Logiciels pré-installés : vers une solution européenne claire

Logiciels pré-installés : vers une solution européenne claireLa vente d’ordinateurs avec des logiciels pré-installés est depuis plusieurs années l’objet de difficultés juridiques (1).

La Cour de cassation a saisi la Cour de Justice de l’Union européenne (CJUE), pour que celle-ci se prononce sur la question (2).

Des questions en suspens. Monsieur X achète un ordinateur équipé de logiciels préinstallés. Souhaitant acquérir uniquement l’ordinateur, il en demande remboursement au fabricant, qui le lui refuse. Monsieur X l’assigne sur le fondement de la pratique commerciale déloyale.

La Cour d’appel de Versailles rejette ses demandes. Monsieur X se pourvoit en cassation.

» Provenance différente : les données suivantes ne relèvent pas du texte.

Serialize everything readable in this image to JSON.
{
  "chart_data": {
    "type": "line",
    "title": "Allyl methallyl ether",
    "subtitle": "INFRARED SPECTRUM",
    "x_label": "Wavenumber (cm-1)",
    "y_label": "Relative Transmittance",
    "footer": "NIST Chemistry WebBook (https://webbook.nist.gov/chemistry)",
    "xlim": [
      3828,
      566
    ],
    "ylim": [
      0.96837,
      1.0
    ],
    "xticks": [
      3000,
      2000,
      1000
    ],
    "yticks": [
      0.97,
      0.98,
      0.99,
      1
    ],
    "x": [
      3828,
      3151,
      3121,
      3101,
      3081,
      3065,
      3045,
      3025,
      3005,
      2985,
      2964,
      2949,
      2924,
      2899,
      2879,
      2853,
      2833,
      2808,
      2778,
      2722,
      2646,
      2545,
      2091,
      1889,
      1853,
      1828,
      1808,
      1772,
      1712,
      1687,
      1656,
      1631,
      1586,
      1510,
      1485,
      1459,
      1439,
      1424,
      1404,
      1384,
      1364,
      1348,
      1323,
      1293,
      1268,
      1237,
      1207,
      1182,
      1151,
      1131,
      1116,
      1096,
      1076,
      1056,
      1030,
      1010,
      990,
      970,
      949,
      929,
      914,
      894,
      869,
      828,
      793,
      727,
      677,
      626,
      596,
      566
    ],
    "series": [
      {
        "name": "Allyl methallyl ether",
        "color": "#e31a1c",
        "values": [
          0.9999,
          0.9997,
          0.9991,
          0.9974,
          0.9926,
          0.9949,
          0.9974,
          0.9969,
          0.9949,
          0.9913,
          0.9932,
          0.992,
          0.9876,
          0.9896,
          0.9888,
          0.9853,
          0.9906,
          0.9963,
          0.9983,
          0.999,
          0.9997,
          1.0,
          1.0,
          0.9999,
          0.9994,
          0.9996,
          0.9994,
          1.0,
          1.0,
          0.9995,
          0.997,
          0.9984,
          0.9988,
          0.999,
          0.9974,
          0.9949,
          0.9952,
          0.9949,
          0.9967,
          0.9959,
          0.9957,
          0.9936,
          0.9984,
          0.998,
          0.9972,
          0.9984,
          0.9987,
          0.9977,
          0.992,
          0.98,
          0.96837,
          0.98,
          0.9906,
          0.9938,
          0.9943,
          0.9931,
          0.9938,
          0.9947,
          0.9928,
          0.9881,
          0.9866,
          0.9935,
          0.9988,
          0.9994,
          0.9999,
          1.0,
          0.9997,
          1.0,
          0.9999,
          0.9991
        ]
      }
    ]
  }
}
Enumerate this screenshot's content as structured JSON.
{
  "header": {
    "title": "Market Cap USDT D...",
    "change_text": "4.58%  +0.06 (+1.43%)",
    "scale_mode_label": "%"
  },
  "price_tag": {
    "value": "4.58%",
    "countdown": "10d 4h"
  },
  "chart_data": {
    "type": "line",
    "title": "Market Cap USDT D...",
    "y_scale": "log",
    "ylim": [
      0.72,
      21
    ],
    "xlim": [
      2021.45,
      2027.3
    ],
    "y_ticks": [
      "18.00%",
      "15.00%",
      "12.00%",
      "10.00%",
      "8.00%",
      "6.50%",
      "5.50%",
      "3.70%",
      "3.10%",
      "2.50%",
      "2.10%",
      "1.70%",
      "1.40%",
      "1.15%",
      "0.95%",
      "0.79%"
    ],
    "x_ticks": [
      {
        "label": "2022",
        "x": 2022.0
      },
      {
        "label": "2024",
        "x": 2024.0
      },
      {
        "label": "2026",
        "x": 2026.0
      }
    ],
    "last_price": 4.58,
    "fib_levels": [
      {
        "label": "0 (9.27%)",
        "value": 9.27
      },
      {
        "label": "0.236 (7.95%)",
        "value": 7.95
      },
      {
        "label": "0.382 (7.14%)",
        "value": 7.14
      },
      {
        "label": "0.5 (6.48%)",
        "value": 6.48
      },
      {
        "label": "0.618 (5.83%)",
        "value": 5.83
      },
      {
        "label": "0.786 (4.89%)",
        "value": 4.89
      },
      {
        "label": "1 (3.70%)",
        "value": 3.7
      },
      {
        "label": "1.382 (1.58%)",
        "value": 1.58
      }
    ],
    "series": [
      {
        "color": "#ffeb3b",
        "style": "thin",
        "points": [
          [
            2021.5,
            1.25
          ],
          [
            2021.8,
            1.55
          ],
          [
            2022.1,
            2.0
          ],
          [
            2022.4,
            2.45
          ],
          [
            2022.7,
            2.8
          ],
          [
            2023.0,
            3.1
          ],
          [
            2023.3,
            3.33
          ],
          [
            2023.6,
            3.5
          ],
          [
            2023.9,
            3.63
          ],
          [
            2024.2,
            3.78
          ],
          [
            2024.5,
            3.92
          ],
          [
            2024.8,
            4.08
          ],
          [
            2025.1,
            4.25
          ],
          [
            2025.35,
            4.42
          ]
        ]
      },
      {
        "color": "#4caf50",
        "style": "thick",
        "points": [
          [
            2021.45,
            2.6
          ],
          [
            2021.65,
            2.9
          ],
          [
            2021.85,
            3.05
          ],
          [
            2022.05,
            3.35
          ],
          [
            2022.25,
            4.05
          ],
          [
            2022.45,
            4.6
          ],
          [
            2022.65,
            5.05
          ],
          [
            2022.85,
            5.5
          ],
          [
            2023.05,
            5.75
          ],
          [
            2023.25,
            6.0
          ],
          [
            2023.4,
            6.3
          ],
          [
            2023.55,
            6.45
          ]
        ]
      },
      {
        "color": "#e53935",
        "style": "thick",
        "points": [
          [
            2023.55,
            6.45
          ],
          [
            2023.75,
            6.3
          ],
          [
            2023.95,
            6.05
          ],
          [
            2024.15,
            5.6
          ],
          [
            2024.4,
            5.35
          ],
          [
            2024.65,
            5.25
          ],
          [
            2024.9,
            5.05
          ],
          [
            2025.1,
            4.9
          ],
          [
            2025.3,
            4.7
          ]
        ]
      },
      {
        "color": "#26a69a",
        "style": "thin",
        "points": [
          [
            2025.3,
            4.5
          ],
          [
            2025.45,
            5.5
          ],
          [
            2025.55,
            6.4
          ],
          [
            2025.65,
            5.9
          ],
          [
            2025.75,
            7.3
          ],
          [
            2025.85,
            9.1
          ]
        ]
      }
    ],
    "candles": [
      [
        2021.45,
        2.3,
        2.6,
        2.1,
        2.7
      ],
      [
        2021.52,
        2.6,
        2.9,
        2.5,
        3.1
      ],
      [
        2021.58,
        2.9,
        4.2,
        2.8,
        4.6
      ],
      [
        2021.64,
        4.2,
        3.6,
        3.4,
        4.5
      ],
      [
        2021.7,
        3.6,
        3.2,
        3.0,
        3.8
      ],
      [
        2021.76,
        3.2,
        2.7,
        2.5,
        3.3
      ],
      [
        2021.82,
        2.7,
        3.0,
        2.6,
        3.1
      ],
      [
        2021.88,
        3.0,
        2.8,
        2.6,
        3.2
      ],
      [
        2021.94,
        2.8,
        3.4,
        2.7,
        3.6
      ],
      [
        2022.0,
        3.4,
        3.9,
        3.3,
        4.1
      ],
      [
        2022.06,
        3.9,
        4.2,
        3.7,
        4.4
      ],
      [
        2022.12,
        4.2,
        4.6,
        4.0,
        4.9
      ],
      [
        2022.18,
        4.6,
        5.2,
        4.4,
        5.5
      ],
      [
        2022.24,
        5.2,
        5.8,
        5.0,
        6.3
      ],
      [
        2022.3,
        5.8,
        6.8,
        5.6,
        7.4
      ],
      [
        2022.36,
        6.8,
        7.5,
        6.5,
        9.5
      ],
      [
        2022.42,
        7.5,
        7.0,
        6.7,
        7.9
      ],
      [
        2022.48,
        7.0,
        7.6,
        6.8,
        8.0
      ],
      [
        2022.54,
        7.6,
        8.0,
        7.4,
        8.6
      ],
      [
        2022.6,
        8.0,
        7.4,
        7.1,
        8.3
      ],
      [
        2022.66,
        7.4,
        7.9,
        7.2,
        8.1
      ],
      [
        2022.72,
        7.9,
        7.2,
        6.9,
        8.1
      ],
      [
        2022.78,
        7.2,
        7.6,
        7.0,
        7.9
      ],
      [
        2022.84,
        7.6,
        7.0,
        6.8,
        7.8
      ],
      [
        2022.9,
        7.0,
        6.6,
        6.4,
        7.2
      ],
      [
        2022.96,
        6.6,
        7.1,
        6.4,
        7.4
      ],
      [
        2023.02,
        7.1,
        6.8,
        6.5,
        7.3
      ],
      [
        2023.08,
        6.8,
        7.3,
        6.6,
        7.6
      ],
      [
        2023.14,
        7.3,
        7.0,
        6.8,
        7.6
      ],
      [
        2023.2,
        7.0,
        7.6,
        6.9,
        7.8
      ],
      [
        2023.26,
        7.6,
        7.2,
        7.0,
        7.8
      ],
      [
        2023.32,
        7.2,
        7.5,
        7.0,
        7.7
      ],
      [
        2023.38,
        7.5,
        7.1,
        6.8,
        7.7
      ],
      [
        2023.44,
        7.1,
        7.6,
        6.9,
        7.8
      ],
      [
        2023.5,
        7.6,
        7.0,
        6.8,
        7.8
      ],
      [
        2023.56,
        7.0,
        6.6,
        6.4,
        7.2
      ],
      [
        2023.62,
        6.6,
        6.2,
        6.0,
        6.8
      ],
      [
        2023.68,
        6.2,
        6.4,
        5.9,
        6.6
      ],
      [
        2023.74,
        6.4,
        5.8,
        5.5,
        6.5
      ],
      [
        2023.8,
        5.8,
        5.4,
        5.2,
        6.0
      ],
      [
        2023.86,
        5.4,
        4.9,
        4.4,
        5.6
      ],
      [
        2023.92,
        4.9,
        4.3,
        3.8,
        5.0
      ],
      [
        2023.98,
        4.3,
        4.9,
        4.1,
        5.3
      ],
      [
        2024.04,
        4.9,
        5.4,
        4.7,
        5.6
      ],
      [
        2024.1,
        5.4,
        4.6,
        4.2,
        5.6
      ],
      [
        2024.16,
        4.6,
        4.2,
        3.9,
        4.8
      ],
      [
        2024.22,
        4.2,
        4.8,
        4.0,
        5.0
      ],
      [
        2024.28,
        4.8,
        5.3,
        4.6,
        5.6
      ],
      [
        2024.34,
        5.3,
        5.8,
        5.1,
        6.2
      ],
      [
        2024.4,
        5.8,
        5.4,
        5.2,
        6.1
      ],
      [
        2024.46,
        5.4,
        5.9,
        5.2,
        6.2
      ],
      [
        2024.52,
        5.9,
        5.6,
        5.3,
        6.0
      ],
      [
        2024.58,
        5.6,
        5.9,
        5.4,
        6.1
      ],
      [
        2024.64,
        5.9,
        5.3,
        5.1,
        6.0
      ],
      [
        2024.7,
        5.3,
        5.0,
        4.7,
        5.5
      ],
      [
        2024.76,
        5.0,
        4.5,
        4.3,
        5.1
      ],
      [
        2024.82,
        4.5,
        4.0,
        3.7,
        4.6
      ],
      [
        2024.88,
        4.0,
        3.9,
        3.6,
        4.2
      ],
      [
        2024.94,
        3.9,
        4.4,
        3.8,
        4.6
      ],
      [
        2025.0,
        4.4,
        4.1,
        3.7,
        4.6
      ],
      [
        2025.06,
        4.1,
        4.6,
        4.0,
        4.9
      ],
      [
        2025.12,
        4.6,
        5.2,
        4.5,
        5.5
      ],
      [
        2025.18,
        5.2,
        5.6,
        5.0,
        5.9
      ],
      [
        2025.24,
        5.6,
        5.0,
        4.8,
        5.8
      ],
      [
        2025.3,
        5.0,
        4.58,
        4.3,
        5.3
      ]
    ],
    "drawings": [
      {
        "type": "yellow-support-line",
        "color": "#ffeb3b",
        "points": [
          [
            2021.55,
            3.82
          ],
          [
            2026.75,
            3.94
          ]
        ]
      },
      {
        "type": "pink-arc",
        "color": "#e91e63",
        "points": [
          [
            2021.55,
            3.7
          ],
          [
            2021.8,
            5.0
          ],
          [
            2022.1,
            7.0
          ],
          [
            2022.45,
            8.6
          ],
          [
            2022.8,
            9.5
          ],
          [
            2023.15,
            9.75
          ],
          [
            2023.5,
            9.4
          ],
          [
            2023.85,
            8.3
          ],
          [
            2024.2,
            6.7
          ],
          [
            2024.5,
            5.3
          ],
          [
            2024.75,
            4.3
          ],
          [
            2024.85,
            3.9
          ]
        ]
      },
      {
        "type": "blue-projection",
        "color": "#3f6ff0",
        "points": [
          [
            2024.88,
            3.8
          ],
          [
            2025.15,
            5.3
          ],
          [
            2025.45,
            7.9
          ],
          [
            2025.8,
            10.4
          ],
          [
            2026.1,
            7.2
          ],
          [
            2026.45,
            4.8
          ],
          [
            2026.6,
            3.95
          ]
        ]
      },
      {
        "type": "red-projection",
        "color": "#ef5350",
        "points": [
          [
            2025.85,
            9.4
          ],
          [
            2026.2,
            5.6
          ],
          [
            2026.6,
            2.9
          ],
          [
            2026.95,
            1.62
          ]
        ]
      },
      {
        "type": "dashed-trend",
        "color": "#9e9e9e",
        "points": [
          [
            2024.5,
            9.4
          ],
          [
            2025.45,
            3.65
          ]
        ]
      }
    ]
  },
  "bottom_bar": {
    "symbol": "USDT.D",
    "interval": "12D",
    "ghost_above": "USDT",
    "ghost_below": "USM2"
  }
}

La Cour de cassation décide de poser trois questions préjudicielles à la CJUE, fondées sur la directive relative aux pratiques commerciales déloyales des entreprises vis-à-vis des consommateurs (3). Elle souhaite savoir si les pratiques suivantes peuvent être qualifiées de pratiques commerciales déloyales :

  • la vente d’ordinateur équipé de logiciels préinstallés quand le fabricant a fourni des informations sur chacun des logiciels, sans préciser le coût de chaque élément ;
  • le fait pour un fabricant de ne pas laisser au consommateur le choix d’accepter ou de révoquer la vente les logiciels préinstallés ;
  • l’impossibilité de se procurer auprès du même fabricant un ordinateur non équipé de logiciels.

Les principaux arrêts rendus jusqu’alors en la matière dénotaient une certaine incertitude quant à la solution à retenir.

En effet, le 15 novembre 2010, la Haute Cour considère que les ventes d’ordinateur avec logiciels préinstallés ne peuvent être interdites en droit français (4). Le 6 octobre 2011, elle décide que les conditions générales d’utilisation des logiciels préinstallés devaient être fournies au consommateur qui acquiert un ordinateur. Elle semble ainsi sous-entendre que l’absence de ces conditions générales constituerait une pratique déloyale (5). Le 12 juillet 2012, en raison de l’insistance de la CJUE sur l’importance de caractériser in concreto des pratiques agressives altérant le consentement du consommateur (6), elle demande à la Cour d’appel de Paris de caractériser précisément en quoi les ventes d’ordinateur avec logiciels préinstallés seraient une pratique déloyale (7).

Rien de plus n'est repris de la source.